Articles on: Billing & Cost Management

How do I reduce the processing costs?

Using Quortex I/O, one of the items you will be charged for is the “processing” traffic (see here for more info). You can see this traffic as the amount of data that is transcoded by the platform. Quortex I/O will always try to mutualize the processing as much as possible. By mutualizing, the data will only be processed once and the processing cost will be lowered. Follow the guide to learn more!

HLS and DASH mutualization



When you enable multiple targets (be it several HLS or a mix of HLS and DASH, or several DASH), the processing will automatically be mutualized.

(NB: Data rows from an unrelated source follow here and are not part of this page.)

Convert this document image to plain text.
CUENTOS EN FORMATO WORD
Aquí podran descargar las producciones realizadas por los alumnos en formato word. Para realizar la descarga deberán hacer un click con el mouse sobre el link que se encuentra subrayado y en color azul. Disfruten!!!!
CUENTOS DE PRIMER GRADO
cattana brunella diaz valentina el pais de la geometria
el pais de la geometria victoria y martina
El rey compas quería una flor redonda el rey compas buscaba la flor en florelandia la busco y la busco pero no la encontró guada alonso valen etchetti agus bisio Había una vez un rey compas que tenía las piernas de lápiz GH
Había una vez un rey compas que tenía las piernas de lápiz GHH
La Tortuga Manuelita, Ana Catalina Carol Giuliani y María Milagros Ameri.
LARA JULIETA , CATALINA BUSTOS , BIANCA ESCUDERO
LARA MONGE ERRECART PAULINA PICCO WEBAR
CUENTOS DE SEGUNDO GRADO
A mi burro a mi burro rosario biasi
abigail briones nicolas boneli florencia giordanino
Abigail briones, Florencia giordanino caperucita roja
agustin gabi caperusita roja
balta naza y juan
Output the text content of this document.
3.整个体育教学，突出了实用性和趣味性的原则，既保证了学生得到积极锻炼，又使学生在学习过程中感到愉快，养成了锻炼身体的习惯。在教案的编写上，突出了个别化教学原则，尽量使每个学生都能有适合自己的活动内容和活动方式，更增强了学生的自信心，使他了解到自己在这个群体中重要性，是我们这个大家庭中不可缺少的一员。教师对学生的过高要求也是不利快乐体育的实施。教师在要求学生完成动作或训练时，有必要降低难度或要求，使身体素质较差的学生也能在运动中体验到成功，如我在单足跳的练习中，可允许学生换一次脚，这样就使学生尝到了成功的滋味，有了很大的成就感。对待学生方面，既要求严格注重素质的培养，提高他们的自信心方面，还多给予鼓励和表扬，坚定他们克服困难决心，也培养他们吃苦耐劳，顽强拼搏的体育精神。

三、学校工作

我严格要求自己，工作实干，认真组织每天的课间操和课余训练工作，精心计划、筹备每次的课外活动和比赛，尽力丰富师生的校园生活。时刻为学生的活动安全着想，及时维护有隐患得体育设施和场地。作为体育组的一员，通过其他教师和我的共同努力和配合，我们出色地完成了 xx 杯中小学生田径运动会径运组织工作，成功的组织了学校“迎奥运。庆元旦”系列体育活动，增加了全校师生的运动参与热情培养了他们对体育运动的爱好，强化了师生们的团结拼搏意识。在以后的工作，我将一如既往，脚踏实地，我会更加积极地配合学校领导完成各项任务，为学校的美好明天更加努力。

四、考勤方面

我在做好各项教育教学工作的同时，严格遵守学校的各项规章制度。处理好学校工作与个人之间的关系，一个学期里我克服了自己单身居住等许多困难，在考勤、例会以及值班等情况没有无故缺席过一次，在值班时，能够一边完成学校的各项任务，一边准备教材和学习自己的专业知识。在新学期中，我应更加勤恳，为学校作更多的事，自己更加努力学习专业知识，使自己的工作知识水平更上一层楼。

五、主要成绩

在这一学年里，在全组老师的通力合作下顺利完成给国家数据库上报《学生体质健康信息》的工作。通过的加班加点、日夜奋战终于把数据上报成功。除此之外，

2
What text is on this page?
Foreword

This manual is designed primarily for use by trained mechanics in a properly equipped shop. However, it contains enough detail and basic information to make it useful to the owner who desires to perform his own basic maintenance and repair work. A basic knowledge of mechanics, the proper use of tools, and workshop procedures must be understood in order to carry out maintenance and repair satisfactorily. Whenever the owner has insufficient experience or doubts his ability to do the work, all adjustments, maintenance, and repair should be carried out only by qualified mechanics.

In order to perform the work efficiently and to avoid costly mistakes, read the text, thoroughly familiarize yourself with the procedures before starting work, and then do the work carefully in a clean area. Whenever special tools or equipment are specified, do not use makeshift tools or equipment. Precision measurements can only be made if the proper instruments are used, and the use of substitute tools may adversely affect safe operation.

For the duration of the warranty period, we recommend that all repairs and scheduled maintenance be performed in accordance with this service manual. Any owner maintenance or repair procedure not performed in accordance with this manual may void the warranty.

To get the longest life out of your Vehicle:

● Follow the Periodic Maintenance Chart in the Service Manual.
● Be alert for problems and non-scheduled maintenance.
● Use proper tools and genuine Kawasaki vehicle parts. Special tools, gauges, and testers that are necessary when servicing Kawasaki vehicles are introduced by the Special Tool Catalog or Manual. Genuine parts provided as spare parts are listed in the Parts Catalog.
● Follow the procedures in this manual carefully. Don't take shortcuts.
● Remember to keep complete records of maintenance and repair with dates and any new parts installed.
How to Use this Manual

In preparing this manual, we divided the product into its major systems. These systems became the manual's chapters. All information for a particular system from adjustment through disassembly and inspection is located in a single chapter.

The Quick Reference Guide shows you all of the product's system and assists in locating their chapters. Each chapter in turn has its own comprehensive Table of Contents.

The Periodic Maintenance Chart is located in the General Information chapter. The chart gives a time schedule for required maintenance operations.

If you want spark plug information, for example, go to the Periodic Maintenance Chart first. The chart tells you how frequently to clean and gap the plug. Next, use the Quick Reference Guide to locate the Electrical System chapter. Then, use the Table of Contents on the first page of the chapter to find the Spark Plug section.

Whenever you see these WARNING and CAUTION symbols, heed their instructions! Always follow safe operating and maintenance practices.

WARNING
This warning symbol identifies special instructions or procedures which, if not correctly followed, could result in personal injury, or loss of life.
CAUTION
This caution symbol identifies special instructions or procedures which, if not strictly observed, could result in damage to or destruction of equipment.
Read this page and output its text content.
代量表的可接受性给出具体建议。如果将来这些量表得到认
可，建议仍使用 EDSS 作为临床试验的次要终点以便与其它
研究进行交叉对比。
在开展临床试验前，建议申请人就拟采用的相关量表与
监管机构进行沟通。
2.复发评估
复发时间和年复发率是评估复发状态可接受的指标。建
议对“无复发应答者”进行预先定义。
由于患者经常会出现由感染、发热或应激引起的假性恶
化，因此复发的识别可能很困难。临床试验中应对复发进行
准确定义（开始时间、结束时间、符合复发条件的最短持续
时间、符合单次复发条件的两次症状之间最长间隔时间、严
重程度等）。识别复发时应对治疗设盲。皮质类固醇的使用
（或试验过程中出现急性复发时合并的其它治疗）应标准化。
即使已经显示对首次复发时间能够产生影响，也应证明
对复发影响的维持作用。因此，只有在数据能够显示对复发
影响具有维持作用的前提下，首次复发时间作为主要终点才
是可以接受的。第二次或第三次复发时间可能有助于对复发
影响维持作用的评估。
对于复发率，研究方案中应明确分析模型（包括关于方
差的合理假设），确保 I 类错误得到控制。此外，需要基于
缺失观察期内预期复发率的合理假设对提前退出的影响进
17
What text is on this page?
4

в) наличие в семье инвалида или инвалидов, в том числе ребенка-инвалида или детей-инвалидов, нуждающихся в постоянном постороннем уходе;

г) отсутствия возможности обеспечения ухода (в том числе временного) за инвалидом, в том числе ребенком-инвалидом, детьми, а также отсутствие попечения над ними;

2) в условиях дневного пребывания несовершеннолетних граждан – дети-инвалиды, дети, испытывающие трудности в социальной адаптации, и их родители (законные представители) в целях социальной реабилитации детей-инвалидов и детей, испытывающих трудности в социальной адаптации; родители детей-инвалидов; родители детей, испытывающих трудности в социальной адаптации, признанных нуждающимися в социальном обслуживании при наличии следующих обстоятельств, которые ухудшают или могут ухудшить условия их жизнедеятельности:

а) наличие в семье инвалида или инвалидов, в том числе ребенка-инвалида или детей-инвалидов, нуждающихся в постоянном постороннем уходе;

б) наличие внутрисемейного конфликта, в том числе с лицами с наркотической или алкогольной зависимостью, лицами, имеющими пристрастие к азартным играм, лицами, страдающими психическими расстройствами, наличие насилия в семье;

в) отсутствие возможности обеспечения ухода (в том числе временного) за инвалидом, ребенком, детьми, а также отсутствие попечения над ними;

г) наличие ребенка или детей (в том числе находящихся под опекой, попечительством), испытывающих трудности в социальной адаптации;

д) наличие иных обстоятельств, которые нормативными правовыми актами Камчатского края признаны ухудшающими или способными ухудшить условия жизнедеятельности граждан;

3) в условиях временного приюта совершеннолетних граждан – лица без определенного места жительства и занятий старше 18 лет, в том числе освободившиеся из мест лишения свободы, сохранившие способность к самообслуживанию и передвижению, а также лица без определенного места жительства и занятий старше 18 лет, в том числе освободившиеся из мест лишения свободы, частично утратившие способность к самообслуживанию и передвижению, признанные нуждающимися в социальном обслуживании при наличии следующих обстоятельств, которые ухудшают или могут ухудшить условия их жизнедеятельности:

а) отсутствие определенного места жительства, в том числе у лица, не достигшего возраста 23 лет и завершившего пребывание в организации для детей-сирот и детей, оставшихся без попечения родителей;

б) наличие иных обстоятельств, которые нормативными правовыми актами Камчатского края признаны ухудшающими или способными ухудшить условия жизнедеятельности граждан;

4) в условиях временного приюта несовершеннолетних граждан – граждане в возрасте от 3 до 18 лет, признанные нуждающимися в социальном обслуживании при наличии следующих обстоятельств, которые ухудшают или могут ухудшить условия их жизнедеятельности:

On the below example, the 1080p50 processing will only be made once (and you will only be charged once, of course!), even though two publishing points (for HLS and DASH) will take their data from this processing.

Hence, in a nutshell: you don’t have anything to do to enable HLS and DASH mutualization, it is fully automatic!




Profile mutualization



Quortex I/O also has the ability to mutualize individual profiles inside a “processing configuration”. A “profile” is one of the lines of the below table.




In Quortex I/O, all these profiles are shared amongst the different processing of a same pool. It means that if one processing “A” is a subset of another processing “B”, you won’t be charged for the processing of “A” is “B” is already pulled. Let’s try to make a scheme out of that!



By doing so, Quortex I/O ensures an optimal mutualization and makes sure that a profile will never be processed twice - and never be invoiced twice. What you have to maker sure is that the profiles are exactly the same amongst all processing configurations in terms of codec, bitrate, resolution and framerate. A change in any of these parameters will prevent Quortex I/O from mutualizing as the profiles will be different. This is of course fully valid, but you will be invoiced for twice the processing.

You can check whether the profiles will be mutualized with thee “Mutualized cost” column in the processing.